The investigation centers on whether Amazon adequately disclosed how its advertising auctions work, specifically around reserve pricing mechanisms and the terms offered to advertisers. In plain English: the FTC wants to know if Amazon was upfront with the businesses paying to advertise on its platform, or if it buried key details about how much they’d actually end up paying.

A pattern, not an incident

In September 2025, Amazon reached a $2.5 billion settlement with the FTC over its Prime subscription practices. That deal included a $1 billion civil penalty and $1.5 billion earmarked for consumer refunds. The settlement addressed complaints about how Amazon handled Prime sign-ups and cancellations.
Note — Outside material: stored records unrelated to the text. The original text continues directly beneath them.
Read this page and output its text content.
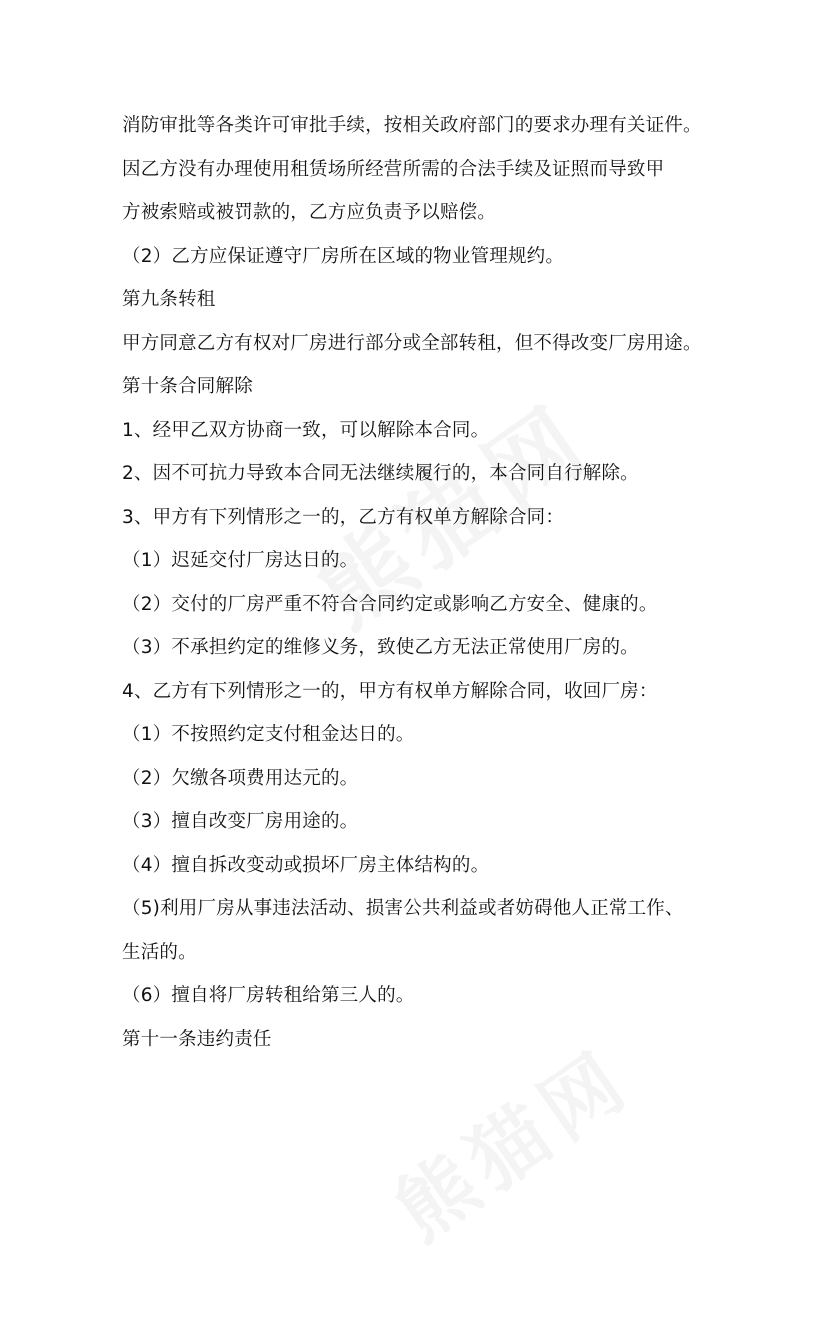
消防审批等各类许可审批手续，按相关政府部门的要求办理有关证件。
因乙方没有办理使用租赁场所经营所需的合法手续及证照而导致甲
方被索赔或被罚款的，乙方应负责予以赔偿。
（2）乙方应保证遵守厂房所在区域的物业管理规约。
第九条转租
甲方同意乙方有权对厂房进行部分或全部转租，但不得改变厂房用途。
第十条合同解除
1、经甲乙双方协商一致，可以解除本合同。
2、因不可抗力导致本合同无法继续履行的，本合同自行解除。
3、甲方有下列情形之一的，乙方有权单方解除合同：
（1）迟延交付厂房达日的。
（2）交付的厂房严重不符合合同约定或影响乙方安全、健康的。
（3）不承担约定的维修义务，致使乙方无法正常使用厂房的。
4、乙方有下列情形之一的，甲方有权单方解除合同，收回厂房：
（1）不按照约定支付租金达日的。
（2）欠缴各项费用达元的。
（3）擅自改变厂房用途的。
（4）擅自拆改变动或损坏厂房主体结构的。
（5)利用厂房从事违法活动、损害公共利益或者妨碍他人正常工作、
生活的。
（6）擅自将厂房转租给第三人的。
第十一条违约责任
Now, less than a year later, the agency is reportedly drafting a preliminary complaint on an entirely different front. The FTC has been actively overseeing Amazon’s business practices since at least 2023, and the advertising probe suggests the agency isn’t satisfied that past penalties have changed the company’s behavior in meaningful ways.
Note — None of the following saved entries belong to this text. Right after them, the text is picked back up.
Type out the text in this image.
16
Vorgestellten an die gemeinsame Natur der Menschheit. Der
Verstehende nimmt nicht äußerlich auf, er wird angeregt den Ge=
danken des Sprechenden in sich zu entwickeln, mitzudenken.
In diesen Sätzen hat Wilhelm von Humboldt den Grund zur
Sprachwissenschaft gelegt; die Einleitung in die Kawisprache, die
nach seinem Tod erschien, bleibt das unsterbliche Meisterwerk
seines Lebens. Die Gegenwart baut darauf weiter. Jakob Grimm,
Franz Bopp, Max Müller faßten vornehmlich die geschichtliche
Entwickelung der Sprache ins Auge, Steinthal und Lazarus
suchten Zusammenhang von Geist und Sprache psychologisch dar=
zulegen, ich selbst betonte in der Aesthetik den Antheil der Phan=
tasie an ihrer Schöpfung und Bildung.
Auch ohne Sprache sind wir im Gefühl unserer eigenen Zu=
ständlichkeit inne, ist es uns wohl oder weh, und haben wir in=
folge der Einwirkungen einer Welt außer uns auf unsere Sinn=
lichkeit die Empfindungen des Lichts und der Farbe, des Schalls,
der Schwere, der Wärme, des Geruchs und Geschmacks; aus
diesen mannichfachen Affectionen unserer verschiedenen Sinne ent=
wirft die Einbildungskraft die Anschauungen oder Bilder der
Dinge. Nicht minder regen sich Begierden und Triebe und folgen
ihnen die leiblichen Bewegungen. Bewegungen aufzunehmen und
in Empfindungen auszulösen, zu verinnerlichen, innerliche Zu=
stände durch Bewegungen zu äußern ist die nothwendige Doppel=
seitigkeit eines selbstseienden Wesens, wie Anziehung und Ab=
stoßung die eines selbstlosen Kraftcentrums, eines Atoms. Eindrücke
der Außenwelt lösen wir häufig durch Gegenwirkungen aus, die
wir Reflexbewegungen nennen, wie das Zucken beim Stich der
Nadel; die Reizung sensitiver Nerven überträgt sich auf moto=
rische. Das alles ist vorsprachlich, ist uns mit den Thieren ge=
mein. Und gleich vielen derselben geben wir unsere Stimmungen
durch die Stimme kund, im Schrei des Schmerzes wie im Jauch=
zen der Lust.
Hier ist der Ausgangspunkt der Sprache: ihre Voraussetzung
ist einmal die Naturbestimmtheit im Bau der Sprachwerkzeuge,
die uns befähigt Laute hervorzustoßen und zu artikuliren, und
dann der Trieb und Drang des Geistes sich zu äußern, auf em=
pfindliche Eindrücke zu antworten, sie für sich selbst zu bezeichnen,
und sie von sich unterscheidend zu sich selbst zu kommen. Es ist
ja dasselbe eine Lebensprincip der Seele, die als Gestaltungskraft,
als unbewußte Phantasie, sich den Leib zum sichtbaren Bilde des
Amazon isn’t the only tech giant in the FTC’s crosshairs on advertising, either. The agency launched a similar investigation into Google’s ad practices in September 2025, signaling that advertising transparency across the sector has become a priority for regulators.

What the FTC is actually looking at

The core of the probe involves Amazon’s advertising auction system. The question is whether Amazon was transparent about how those auctions functioned.

Reserve pricing is the specific mechanism under scrutiny. A reserve price is essentially a floor, the minimum amount an ad slot will sell for regardless of what advertisers bid. The FTC’s concern appears to be that Amazon didn’t adequately disclose these reserve prices or the broader terms governing its ad auctions.

What this means for investors

The financial stakes here go beyond the direct penalty. Amazon’s $2.5 billion Prime settlement last year demonstrated that the FTC is willing to extract significant sums from tech companies it believes have crossed the line. A new enforcement action on advertising could follow a similar playbook.

The broader regulatory trend is hard to ignore. The FTC’s parallel investigations into Amazon and Google suggest the agency views digital advertising transparency as a systemic issue, not a company-specific one.

The preliminary complaint hasn’t been filed yet, and Amazon will almost certainly contest the allegations.